Notes teaser

Private capital markets are becoming a go-to option for growth-hungry investors, and look set for continued growth.

Once the preserve of a relatively niche set of players, private capital markets are increasingly becoming part of the mainstream. As of 2020, this market represented more than $7.3tn worth of assets under management, globally. Given their size — and the fact that an ever-wider range of investors, from large asset managers, pension funds, sovereign wealth funds and family offices to high-net-worth individuals, are investing in them — it is debatable to what extent their status as an ‘alternative’ investment still stands.

The same McKinsey report highlights that, as of last year, there were more than 11,000 investment firms active in these markets — a number than has grown by 8% per year since 2015.

There are several factors driving this growth, but perhaps most potent is the simple fact that the persistently low interest rate environment and stock markets that have been trading at record highs lately means that it can be increasingly difficult to generate strong returns in the public markets.
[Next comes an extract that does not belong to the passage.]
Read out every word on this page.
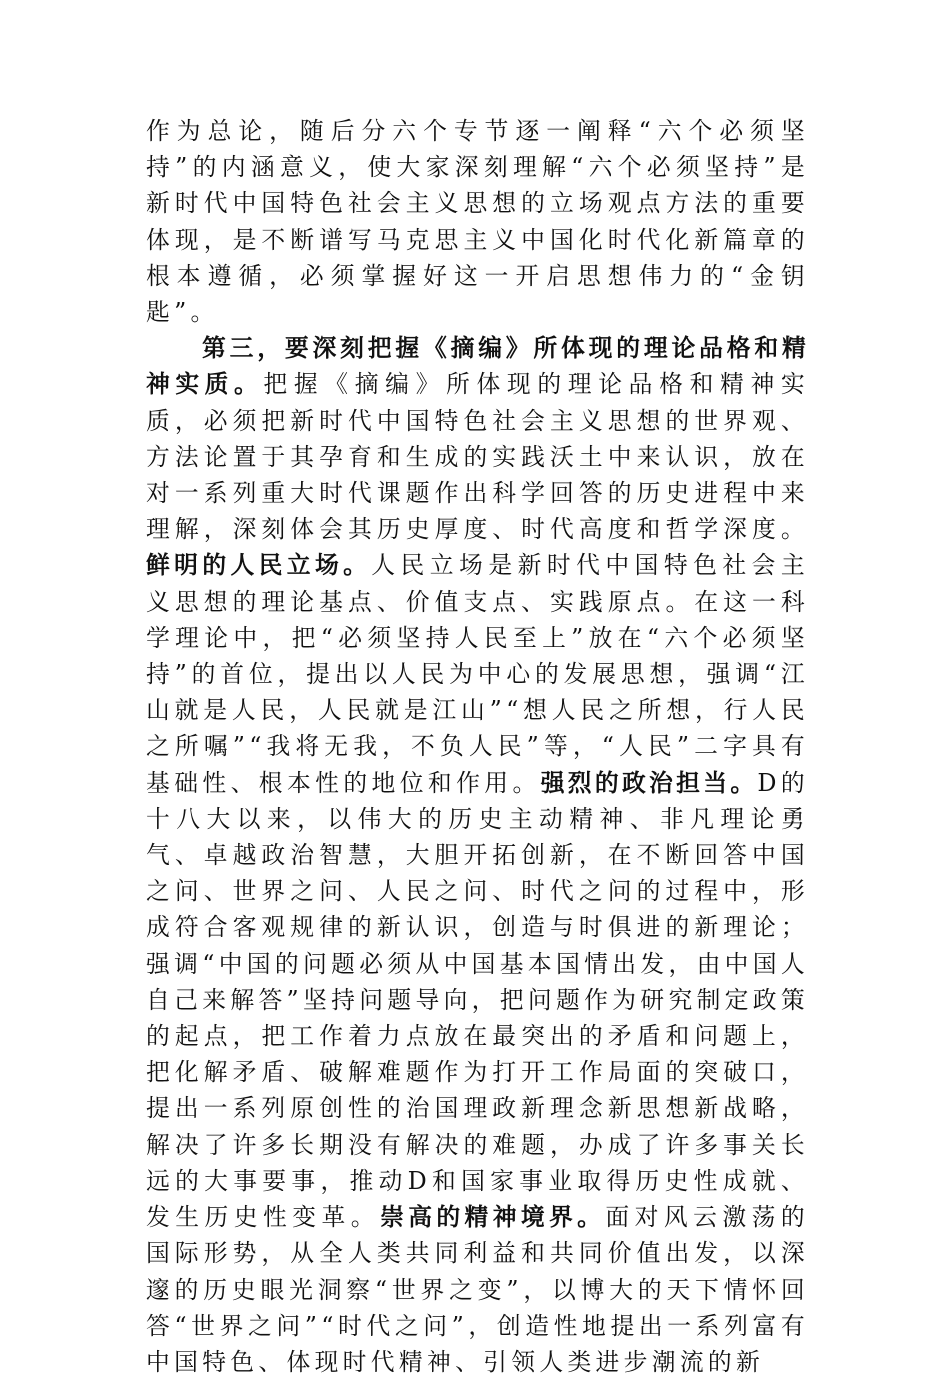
作为总论，随后分六个专节逐一阐释“六个必须坚持”的内涵意义，使大家深刻理解“六个必须坚持”是新时代中国特色社会主义思想的立场观点方法的重要体现，是不断谱写马克思主义中国化时代化新篇章的根本遵循，必须掌握好这一开启思想伟力的“金钥匙”。

第三，要深刻把握《摘编》所体现的理论品格和精神实质。把握《摘编》所体现的理论品格和精神实质，必须把新时代中国特色社会主义思想的世界观、方法论置于其孕育和生成的实践沃土中来认识，放在对一系列重大时代课题作出科学回答的历史进程中来理解，深刻体会其历史厚度、时代高度和哲学深度。鲜明的人民立场。人民立场是新时代中国特色社会主义思想的理论基点、价值支点、实践原点。在这一科学理论中，把“必须坚持人民至上”放在“六个必须坚持”的首位，提出以人民为中心的发展思想，强调“江山就是人民，人民就是江山”“想人民之所想，行人民之所嘱”“我将无我，不负人民”等，“人民”二字具有基础性、根本性的地位和作用。强烈的政治担当。D的十八大以来，以伟大的历史主动精神、非凡理论勇气、卓越政治智慧，大胆开拓创新，在不断回答中国之问、世界之问、人民之问、时代之问的过程中，形成符合客观规律的新认识，创造与时俱进的新理论；强调“中国的问题必须从中国基本国情出发，由中国人自己来解答”坚持问题导向，把问题作为研究制定政策的起点，把工作着力点放在最突出的矛盾和问题上，把化解矛盾、破解难题作为打开工作局面的突破口，提出一系列原创性的治国理政新理念新思想新战略，解决了许多长期没有解决的难题，办成了许多事关长远的大事要事，推动D和国家事业取得历史性成就、发生历史性变革。崇高的精神境界。面对风云激荡的国际形势，从全人类共同利益和共同价值出发，以深邃的历史眼光洞察“世界之变”，以博大的天下情怀回答“世界之问”“时代之问”，创造性地提出一系列富有中国特色、体现时代精神、引领人类进步潮流的新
This influx of new investors, as well as a large pool of companies seeking capital, is also changing the nature of what was previously a somewhat freewheeling industry to one that, by necessity, is becoming more structured and standardised. Bankers, who themselves are ever-more active in this space as intermediaries and advisers, describe the process of matching investors with issuers as an increasingly considered one.

So far, many large allocators, including pension funds, have only assigned relatively modest shares of their portfolios to private assets. But if, as is expected to happen, these sums continue to grow, the private markets will increasingly find themselves in the spotlight.

If these markets are really as lucrative as the increasing investor interest seems to suggest, there is likely to be growing clamour for greater retail investor access. This is an opportunity for those who are able to broker such access, perhaps, but it would also clearly pose challenges from a regulatory perspective.

Finding the sweet spot of maximising access and liquidity without foregoing the benefits of being private, versus public, will be a key challenge for these burgeoning markets.